The senator expressed concerns that frequent and opaque price changes and diminishing competition are making ride-hailing services less affordable and that pricing algorithms enable corporations to charge higher prices in circumstances where consumers have the greatest need and fewest choices.
“Using algorithms to set prices, including dynamic pricing, abuses consumer data and suppresses competition, making prices unpredictable and taking away people’s ability to find the lowest price,” Brown wrote. “Under these shifting conditions, fare rates are highly volatile, making it difficult for consumers to predict how much they will pay for a given ride.”
While Uber and Lyft were early adopters of dynamic pricing and have long used the technique to set fares based on consumer demand, Brown noted that the practice is spreading to more industries.
“While proponents of dynamic pricing often claim that dynamic pricing lowers costs by creating more efficient markets, your company’s rising prices cast doubt upon that assertion,” he wrote to Uber Technologies Inc. CEO Dara Khosrowshahi and Lyft Inc.

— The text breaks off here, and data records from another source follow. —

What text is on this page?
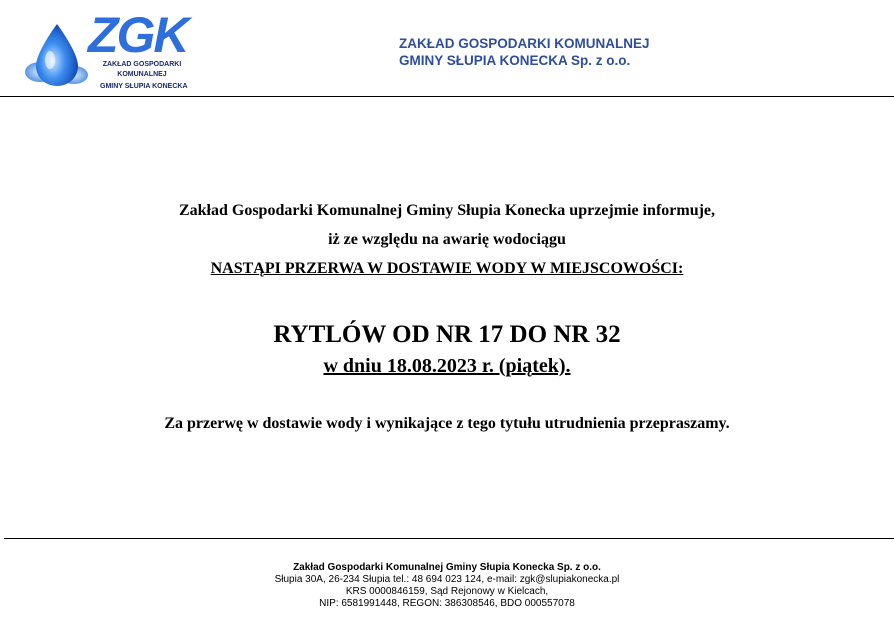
ZGK
ZAKŁAD GOSPODARKI
KOMUNALNEJ
GMINY SŁUPIA KONECKA
ZAKŁAD GOSPODARKI KOMUNALNEJ
GMINY SŁUPIA KONECKA Sp. z o.o.
Zakład Gospodarki Komunalnej Gminy Słupia Konecka uprzejmie informuje,
iż ze względu na awarię wodociągu
NASTĄPI PRZERWA W DOSTAWIE WODY W MIEJSCOWOŚCI:
RYTLÓW OD NR 17 DO NR 32
w dniu 18.08.2023 r. (piątek).
Za przerwę w dostawie wody i wynikające z tego tytułu utrudnienia przepraszamy.
Zakład Gospodarki Komunalnej Gminy Słupia Konecka Sp. z o.o.
Słupia 30A, 26-234 Słupia tel.: 48 694 023 124, e-mail: zgk@slupiakonecka.pl
KRS 0000846159, Sąd Rejonowy w Kielcach,
NIP: 6581991448, REGON: 386308546, BDO 000557078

CEO David Risher.
Uber’s prices increased by 83 percent between 2018 and 2022, while Lyft’s prices increased by 50 percent, according to the letters.
To increase transparency about the relationships between how the companies use algorithmic pricing to set fares and growing transportation costs, the senator asked each chief executive to answer several questions by Aug 1.
For example, Brown wants each to describe Uber’s and Lyft’s algorithms for setting prices and how the algorithms are tested, as well as how each company determines when the price for a ride should change and what factors they use to change prices, among others.
“To better understand how corporations like Uber [and Lyft] use technology to increase prices, the public needs clarity on how [they] deploy pricing algorithms and use consumer data, and on how these algorithms are affecting American consumers’ wallets,” wrote the lawmaker.